In Corey's 1969 prostaglandin synthesis,1 compound 2 is formed from compound 1 by:

[...] treatment with 2.5 equiv of potassium hydroxide (added as a hot saturated aqueous solution) in dimethyl sulfoxide for 14 hr at 25-30°.

Can anybody explain the mechanism of this reaction? I thought of an $\mathrm{S_N2}$ reaction, followed by nitrile hydrolysis and elimination of $\ce{CO2}$. But $\mathrm{S_N2}$ there seems impossible, and the elimination of HCl should be more reasonable than decarboxylation.

### Reference

(1) Corey, E. J.; Weinshenker, N. M.; Schaaf, T. K.; Huber, W. Stereo-controlled synthesis of dl-prostaglandins F2α and E2. J. Am. Chem. Soc. 1969, 91 (20), 5675–5677. DOI: 10.1021/ja01048a062.

Your analysis is slightly incorrect, actually. If you do a $\mathrm{S_N2}$ on the chloride, hydrolyse the nitrile, and decarboxylate, you end up with the wrong oxidation state:

Instead, if you actually get to the cyanohydrin, you could (in theory) simply lose $\ce{CN-}$ to form the ketone:

However, a $\mathrm{S_N2}$ reaction at that centre is going to be difficult, to say the least.

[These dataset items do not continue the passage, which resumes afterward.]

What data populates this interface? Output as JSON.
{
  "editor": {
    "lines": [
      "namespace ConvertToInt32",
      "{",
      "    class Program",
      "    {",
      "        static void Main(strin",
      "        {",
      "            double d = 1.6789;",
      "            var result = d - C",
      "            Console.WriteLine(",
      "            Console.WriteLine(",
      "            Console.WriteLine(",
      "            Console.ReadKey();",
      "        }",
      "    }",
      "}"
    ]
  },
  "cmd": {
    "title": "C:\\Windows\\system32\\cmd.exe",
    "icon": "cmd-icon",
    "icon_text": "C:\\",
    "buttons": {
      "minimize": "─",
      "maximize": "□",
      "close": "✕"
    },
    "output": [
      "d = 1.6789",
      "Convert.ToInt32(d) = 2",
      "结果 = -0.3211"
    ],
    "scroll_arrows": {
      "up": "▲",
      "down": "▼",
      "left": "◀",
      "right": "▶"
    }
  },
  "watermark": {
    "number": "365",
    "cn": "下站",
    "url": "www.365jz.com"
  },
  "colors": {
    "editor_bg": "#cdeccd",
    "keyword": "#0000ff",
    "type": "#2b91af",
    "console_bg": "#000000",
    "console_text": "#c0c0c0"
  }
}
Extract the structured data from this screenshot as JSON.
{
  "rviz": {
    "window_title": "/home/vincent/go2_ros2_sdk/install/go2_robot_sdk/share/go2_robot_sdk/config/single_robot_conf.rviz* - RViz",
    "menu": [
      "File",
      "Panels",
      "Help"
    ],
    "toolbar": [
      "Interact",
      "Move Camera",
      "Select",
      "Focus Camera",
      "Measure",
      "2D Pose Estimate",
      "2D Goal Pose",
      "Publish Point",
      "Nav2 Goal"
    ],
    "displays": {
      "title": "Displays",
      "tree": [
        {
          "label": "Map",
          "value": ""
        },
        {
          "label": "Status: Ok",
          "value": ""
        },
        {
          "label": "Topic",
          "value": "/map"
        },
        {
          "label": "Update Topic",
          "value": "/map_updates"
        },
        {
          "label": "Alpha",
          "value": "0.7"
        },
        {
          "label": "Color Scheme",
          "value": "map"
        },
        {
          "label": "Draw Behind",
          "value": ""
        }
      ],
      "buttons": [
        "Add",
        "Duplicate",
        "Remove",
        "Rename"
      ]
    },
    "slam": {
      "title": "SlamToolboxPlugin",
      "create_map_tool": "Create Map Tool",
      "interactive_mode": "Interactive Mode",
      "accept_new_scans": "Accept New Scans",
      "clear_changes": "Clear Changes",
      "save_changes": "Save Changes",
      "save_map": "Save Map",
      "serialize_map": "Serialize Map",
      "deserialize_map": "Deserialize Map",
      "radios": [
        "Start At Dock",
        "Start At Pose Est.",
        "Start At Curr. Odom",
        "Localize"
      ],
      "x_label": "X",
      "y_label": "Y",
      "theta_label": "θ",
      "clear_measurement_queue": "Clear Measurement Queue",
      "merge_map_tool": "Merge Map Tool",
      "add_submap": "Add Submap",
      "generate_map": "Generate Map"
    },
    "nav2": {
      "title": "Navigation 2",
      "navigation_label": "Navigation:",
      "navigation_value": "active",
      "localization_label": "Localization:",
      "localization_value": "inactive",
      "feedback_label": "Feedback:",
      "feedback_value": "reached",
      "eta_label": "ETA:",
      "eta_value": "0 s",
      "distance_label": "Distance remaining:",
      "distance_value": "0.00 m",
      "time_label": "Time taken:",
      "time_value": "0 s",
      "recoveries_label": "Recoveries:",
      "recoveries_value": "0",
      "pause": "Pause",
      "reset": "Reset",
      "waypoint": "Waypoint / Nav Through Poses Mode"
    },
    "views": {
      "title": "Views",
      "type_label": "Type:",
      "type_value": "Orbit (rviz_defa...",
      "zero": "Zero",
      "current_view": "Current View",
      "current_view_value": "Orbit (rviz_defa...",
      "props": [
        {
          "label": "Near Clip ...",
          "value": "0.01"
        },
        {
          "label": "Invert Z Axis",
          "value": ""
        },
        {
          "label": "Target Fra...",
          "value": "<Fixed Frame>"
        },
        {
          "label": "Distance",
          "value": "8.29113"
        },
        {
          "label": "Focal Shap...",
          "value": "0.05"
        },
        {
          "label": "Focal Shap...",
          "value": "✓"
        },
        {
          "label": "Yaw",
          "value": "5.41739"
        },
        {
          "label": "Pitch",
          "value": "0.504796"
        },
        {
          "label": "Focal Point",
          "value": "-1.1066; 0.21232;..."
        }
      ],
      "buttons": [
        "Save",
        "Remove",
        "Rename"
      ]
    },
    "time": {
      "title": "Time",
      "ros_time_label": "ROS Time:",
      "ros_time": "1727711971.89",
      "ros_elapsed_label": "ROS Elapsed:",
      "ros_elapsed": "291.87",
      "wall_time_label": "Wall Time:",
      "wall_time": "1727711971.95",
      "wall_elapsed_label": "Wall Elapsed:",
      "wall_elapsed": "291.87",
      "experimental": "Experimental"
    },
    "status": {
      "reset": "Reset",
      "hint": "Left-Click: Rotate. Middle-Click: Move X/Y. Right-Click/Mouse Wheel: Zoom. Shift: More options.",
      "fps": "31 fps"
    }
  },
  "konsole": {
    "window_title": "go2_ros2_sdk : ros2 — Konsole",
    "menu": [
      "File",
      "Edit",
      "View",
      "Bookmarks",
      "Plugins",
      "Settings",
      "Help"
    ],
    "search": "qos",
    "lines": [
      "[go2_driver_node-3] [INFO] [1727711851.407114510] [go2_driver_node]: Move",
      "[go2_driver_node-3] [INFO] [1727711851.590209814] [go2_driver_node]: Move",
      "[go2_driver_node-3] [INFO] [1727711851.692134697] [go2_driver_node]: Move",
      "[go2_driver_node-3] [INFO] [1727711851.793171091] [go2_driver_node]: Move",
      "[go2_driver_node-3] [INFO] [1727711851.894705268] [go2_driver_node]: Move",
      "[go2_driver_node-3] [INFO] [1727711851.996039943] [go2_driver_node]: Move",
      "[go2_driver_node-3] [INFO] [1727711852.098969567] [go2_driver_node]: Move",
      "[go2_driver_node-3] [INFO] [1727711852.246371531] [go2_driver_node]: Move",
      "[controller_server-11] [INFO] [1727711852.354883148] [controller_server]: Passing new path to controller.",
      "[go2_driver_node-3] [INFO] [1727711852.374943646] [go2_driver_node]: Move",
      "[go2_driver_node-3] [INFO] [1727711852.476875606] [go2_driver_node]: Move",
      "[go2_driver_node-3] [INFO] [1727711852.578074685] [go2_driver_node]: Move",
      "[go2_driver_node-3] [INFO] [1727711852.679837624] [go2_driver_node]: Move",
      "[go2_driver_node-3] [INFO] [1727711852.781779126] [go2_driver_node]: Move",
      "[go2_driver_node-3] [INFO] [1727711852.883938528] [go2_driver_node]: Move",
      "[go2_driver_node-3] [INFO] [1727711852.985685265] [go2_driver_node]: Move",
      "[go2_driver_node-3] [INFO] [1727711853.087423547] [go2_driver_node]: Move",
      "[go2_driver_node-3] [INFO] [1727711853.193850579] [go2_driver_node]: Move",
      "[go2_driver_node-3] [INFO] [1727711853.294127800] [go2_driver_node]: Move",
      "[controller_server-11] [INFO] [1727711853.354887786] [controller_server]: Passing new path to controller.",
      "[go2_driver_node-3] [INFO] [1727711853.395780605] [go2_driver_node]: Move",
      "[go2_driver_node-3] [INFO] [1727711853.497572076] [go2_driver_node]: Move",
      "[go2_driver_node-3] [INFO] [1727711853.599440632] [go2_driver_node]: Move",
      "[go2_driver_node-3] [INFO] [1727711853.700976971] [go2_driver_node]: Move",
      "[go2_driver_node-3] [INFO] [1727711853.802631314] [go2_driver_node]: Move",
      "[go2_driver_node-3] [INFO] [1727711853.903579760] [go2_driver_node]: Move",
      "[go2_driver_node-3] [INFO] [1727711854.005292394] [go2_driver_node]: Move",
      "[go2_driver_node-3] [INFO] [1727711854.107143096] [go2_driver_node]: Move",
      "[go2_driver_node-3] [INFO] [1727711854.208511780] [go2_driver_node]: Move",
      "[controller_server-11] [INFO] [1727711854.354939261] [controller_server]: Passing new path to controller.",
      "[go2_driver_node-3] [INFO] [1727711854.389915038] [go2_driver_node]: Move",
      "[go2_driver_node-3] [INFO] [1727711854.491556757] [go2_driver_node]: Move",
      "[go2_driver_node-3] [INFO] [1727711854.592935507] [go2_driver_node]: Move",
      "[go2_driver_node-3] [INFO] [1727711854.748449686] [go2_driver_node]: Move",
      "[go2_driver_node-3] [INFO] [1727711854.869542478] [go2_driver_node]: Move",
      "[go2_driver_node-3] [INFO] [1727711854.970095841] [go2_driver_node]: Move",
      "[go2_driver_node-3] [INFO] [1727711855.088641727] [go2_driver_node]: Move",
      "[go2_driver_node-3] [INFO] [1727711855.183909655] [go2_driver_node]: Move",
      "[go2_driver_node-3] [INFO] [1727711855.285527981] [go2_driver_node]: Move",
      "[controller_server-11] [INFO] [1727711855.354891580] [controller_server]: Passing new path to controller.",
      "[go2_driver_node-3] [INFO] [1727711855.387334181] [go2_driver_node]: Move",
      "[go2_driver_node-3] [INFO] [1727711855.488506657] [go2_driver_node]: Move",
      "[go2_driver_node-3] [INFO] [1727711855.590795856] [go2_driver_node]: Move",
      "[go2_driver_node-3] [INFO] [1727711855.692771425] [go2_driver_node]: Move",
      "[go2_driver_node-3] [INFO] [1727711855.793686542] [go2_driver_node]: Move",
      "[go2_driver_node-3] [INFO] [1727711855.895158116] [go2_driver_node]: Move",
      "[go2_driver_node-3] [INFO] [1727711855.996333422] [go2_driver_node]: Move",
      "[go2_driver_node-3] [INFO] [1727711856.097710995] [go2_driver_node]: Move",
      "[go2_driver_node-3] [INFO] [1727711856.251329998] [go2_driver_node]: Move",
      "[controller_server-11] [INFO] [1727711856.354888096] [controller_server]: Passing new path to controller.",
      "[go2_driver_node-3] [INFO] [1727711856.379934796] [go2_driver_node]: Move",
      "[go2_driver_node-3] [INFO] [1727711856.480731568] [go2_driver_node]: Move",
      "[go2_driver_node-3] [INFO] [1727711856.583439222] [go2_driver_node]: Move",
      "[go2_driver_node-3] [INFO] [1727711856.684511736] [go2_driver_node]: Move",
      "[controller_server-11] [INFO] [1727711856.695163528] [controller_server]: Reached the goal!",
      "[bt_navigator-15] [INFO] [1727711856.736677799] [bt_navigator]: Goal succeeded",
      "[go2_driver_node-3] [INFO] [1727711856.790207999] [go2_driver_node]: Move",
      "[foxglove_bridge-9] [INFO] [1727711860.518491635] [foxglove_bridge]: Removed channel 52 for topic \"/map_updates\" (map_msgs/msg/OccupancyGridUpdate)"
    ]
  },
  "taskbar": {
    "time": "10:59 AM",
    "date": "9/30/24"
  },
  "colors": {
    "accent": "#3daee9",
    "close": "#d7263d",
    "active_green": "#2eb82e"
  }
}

The reaction has been studied by Shiner et al.,1 who determined that the primary site of attack is likely to be the nitrile. They wrote:

No mechanistic studies of the hydrolysis step have previously been reported, although pathways involving nucleophilic displacement of chloride or cyanide, affording intermediate cyano- or chlorohydrins, have been proposed. A priori we regarded both $\mathrm{S_N2}$ and $\mathrm{S_N1}$ displacements as improbable in these systems.

The immediate product of nitrile hydrolysis is the amide, and the α-chloroamide intermediates were actually isolated:

The mechanism after this involves a cyclisation of the amide onto the $\ce{C-Cl}$. The exact steps are not entirely clear. However, the following was proposed:

### Reference

(1) Shiner, C. S.; Fisher, A. M.; Yacoby, F. Intermediacy of α-chloro amides in the basic hydrolysis of α-chloro nitriles to ketones. Tetrahedron Lett. 1983, 24 (51), 5687–5690. DOI: 10.1016/S0040-4039(00)94173-X.